Why? Maybe we were just busy with life and, oh you know, finally finishing our second book, or we just got lazy. But what’s probably closer to the truth is that we haven’t felt that same “eee gads” compulsion that we used to when we’d taste a new batshit flavor of beer and nearly shit our pants. Yes, like married yuppies so familiar with each other’s bodies from years of cohabitation, we just haven’t been thrilled by any of the hundreds of beers we’ve sipped lately. (There’s better beer than ever before in history of course, we’re just harder to surprise nowadays.) Which is why when we put a chilled wine glass of Gypsy Ale to our lips this week, we felt something downstairs stir. Pronouncements were made, a second bottle opened, pictures were staged, and texts were texted. We’re back baby, we’re back!

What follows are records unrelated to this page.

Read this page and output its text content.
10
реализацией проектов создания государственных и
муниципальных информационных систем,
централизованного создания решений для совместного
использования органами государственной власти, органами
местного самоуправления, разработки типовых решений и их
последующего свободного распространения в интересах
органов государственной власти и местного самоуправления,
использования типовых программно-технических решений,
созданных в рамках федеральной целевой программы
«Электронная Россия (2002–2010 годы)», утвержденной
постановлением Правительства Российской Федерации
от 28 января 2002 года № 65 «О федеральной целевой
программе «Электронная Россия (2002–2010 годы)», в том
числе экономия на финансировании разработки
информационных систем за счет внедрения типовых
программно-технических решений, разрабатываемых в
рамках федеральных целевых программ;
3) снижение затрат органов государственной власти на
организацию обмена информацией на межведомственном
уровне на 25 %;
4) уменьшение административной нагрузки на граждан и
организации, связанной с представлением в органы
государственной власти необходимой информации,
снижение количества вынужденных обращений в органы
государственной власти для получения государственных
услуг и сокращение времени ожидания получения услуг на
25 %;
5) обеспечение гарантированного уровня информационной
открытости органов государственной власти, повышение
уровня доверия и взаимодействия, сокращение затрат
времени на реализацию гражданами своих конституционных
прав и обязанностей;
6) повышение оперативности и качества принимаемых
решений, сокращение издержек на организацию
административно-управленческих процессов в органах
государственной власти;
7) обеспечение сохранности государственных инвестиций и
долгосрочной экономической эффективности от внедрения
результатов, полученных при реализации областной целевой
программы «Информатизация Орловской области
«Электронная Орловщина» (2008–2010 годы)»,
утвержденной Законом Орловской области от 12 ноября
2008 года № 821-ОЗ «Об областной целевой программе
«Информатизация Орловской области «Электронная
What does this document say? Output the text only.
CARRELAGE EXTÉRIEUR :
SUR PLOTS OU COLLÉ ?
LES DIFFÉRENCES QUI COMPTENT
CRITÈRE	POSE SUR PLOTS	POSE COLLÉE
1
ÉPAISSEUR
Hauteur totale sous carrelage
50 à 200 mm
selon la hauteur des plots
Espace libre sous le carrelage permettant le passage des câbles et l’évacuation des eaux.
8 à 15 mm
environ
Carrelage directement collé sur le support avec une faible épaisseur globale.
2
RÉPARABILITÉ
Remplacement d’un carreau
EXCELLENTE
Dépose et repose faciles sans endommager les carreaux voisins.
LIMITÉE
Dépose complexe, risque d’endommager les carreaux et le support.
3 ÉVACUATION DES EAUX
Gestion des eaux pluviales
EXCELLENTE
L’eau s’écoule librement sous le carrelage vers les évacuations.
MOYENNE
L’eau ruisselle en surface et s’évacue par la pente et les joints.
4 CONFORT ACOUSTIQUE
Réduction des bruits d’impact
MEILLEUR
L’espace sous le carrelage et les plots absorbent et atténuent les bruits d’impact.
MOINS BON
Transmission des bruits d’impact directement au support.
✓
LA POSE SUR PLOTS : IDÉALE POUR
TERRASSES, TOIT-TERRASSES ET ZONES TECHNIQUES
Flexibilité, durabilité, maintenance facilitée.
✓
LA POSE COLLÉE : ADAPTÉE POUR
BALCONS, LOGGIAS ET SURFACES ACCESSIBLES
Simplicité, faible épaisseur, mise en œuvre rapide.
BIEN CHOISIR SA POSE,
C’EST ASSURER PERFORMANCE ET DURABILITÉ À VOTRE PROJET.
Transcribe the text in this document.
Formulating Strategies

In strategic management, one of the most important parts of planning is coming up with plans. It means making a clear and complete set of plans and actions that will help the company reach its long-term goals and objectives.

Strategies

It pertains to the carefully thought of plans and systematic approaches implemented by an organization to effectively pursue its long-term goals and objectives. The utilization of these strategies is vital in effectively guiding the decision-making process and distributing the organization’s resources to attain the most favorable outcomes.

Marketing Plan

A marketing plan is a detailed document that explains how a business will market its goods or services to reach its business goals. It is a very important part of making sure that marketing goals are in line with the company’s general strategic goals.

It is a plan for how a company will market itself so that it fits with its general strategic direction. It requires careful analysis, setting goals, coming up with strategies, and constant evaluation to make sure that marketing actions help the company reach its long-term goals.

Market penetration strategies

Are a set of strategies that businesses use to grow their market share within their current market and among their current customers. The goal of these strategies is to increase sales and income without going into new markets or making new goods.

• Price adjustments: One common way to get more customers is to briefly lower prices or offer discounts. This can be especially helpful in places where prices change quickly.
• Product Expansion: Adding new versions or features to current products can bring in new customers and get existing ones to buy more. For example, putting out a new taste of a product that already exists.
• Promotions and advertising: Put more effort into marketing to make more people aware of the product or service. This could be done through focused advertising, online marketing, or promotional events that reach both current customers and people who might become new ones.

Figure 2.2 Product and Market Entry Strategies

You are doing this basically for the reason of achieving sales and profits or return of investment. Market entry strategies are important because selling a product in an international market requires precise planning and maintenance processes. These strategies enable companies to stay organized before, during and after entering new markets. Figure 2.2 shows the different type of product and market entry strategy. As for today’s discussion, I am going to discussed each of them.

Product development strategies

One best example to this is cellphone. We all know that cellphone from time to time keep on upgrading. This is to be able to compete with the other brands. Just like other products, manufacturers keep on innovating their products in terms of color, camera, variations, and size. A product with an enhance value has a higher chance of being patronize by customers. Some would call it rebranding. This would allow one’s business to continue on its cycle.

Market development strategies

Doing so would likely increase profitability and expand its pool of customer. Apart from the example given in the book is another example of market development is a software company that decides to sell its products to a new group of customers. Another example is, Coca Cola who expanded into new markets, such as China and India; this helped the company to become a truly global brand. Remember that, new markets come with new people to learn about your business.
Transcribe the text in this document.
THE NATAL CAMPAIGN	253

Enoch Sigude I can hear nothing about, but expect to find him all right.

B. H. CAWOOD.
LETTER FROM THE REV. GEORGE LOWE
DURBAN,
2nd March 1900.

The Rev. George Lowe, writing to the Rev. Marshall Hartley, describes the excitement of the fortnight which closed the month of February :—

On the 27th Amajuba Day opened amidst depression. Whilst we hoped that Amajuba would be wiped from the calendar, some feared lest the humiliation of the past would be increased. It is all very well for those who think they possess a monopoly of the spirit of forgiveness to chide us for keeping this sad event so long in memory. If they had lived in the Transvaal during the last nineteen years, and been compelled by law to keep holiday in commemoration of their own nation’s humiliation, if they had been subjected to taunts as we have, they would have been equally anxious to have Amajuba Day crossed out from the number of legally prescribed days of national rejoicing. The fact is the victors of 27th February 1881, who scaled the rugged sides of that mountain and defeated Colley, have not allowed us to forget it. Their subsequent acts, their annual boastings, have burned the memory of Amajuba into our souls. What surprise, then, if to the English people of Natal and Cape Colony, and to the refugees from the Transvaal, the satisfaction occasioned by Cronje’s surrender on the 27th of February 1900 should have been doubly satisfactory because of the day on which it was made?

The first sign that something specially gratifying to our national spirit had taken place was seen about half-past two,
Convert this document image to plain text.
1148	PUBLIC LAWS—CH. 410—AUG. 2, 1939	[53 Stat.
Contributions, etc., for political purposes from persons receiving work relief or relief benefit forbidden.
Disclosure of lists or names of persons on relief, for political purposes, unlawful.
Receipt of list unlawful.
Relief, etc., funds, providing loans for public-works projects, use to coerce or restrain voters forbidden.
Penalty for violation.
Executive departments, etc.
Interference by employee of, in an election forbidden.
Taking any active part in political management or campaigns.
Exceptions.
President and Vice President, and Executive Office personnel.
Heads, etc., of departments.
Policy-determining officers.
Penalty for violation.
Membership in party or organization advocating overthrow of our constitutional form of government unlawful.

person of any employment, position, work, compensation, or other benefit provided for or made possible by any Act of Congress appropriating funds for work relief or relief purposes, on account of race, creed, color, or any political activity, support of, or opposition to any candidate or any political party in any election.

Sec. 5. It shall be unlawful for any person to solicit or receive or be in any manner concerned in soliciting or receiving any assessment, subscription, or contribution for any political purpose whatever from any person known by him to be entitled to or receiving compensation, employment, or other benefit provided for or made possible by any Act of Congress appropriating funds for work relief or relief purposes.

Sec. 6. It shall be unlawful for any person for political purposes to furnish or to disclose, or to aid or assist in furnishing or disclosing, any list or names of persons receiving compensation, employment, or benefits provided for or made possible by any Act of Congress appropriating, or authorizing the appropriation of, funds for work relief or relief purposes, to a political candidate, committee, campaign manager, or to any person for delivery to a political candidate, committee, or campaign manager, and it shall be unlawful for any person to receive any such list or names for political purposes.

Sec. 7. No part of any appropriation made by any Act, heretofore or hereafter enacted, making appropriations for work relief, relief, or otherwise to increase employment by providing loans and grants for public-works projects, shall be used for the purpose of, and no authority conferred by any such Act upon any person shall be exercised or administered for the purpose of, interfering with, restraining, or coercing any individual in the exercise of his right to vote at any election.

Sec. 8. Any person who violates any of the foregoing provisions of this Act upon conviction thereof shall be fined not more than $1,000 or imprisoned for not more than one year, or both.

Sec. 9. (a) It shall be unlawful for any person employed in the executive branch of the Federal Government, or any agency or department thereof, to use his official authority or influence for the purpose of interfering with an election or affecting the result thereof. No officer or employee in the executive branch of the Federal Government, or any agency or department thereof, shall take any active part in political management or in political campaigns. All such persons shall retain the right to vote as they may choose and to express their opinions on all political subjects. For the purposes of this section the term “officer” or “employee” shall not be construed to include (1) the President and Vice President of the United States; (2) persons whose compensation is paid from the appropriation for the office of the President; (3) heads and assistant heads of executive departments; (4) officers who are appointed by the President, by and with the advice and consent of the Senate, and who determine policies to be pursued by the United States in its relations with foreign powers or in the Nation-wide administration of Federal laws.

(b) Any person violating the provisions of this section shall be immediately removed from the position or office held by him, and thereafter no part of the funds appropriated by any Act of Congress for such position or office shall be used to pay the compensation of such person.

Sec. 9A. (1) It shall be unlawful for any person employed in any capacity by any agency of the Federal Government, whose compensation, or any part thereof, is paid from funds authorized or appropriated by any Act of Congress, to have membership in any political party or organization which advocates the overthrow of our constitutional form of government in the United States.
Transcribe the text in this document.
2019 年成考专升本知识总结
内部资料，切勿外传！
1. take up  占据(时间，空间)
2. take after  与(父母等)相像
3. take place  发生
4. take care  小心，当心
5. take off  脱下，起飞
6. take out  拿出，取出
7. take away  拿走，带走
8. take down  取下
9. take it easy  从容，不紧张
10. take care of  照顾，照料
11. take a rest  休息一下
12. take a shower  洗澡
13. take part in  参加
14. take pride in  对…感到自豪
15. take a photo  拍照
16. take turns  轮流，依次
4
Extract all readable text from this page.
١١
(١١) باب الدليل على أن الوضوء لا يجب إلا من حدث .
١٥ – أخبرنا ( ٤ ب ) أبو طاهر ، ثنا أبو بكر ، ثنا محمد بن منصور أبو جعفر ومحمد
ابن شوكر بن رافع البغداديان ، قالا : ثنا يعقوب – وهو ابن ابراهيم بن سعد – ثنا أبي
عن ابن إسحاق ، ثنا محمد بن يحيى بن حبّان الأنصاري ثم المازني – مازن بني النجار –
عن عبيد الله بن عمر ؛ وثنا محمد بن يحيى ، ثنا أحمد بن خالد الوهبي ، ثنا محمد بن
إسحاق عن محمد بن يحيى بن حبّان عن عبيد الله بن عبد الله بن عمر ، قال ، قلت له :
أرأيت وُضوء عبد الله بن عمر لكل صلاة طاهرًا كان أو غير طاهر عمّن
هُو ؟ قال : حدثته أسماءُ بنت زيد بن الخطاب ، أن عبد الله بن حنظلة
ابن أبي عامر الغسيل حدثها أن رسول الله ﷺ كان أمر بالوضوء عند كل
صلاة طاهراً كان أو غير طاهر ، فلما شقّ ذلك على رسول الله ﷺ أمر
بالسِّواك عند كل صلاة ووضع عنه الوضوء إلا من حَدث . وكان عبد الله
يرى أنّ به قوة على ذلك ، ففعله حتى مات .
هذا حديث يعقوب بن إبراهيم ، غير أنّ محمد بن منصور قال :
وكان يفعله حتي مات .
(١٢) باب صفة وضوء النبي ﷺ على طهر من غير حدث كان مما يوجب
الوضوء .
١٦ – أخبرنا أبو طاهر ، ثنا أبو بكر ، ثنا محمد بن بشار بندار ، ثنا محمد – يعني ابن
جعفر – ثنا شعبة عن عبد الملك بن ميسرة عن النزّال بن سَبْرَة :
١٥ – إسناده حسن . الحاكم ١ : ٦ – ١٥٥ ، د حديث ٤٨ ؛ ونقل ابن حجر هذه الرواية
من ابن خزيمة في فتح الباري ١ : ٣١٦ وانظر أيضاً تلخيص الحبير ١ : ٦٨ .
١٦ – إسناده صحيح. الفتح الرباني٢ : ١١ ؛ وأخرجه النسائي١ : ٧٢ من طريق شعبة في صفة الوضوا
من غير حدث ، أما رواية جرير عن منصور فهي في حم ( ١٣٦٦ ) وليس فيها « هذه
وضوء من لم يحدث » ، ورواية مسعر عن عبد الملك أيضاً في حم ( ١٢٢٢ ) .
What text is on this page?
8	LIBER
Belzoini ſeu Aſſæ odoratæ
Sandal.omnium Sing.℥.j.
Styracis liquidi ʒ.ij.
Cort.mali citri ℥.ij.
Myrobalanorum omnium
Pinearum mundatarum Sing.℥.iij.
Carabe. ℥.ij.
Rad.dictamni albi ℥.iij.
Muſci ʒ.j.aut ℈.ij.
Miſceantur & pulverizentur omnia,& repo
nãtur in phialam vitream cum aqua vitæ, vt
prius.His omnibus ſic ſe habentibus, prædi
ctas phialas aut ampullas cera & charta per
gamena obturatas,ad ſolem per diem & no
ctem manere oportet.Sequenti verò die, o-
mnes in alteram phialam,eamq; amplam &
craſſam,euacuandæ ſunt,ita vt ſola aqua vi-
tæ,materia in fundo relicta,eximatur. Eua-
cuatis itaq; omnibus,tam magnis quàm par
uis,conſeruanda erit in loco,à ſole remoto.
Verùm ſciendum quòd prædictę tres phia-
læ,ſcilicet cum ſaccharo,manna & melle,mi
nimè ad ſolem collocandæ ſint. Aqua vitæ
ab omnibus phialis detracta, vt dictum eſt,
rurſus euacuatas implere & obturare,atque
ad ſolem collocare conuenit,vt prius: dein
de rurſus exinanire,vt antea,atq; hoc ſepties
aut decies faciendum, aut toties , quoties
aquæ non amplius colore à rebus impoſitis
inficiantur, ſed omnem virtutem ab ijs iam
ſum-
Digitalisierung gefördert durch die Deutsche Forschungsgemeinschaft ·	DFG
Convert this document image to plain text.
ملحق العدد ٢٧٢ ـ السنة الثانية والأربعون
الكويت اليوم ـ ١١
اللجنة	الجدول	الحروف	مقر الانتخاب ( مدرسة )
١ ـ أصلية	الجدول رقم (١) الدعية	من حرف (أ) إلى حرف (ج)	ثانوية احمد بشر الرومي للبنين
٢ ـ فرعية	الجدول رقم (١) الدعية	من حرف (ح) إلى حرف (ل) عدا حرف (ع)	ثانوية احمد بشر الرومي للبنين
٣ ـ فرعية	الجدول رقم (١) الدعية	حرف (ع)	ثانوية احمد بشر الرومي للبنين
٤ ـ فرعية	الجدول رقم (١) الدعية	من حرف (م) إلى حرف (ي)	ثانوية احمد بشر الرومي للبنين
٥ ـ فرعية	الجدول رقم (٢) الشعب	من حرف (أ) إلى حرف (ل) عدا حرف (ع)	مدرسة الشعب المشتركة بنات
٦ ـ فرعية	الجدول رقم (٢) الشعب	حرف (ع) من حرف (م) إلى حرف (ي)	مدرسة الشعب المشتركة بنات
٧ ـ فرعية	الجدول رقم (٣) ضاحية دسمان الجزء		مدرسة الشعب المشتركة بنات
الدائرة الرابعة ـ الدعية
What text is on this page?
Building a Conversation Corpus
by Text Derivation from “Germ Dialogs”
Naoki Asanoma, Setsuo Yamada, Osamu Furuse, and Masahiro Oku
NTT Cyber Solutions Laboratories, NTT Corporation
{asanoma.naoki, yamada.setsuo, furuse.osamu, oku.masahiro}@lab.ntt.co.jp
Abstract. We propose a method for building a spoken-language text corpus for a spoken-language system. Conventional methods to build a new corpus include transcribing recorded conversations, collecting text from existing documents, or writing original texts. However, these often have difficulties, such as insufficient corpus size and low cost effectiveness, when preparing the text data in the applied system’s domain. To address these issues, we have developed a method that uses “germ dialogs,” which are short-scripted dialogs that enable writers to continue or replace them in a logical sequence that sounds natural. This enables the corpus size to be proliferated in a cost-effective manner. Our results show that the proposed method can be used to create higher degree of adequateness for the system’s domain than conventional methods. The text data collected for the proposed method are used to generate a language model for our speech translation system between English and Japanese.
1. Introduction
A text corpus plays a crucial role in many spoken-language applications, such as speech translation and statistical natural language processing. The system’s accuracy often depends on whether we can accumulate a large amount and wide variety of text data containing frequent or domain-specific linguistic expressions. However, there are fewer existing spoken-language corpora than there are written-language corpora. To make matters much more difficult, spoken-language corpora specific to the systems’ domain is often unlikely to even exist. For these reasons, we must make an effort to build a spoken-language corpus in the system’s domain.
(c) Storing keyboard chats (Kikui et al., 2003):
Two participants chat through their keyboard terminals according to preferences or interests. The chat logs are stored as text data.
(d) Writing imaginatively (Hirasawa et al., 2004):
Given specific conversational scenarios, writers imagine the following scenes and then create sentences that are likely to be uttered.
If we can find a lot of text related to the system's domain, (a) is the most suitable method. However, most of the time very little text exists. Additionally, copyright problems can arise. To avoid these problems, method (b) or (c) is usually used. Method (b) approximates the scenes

Gypsy Ale is a variation on California-style brett beer brewed using rye malt and locally grown plums. (The brewers claim they listen to traditional gypsy jams while fermenting this thing.) It’s plenty sour and effervescent with a little funk, but if comparisons are your thing, it’s less extreme in its pucker-iness than Russian River and more subtle than Jolly Pumpkin. It has something else going for it.

One word: Salt. Gypsy Ale is salty. It’s refreshing in a way only tart booze and salt can be (see “Margaritas” and “Gatorade Cocktails”). But the closest thing we can recall tasting was a beer experience about 2 years ago in East Los Angeles at a club called Eastside Luv. Imagine for a second that you’re riding high on having just seen Pavement re-unite in concert (we had) and you’re stopping in for a night cap at your neighborhood bar. You sidle up to the bartender and order a beer while a Morrissey cover band is playing so loud he can only guess at your words and indeed what he hands you instead is a Miller High Life with a testicle-sized Saladito bobbing at the bottom of your glass. At first your bummer, but then you realize that sure it’s watery but that tart saltiness that dissolving makes it infinitely better.

It was good then, and it’s sublime now.

Soundtrack: Woods, “Size Meets the Sound”
Cheese: Holy Moly, a stinky goats cheese made by Bohemian Creamery — its rind is washed in Consecration.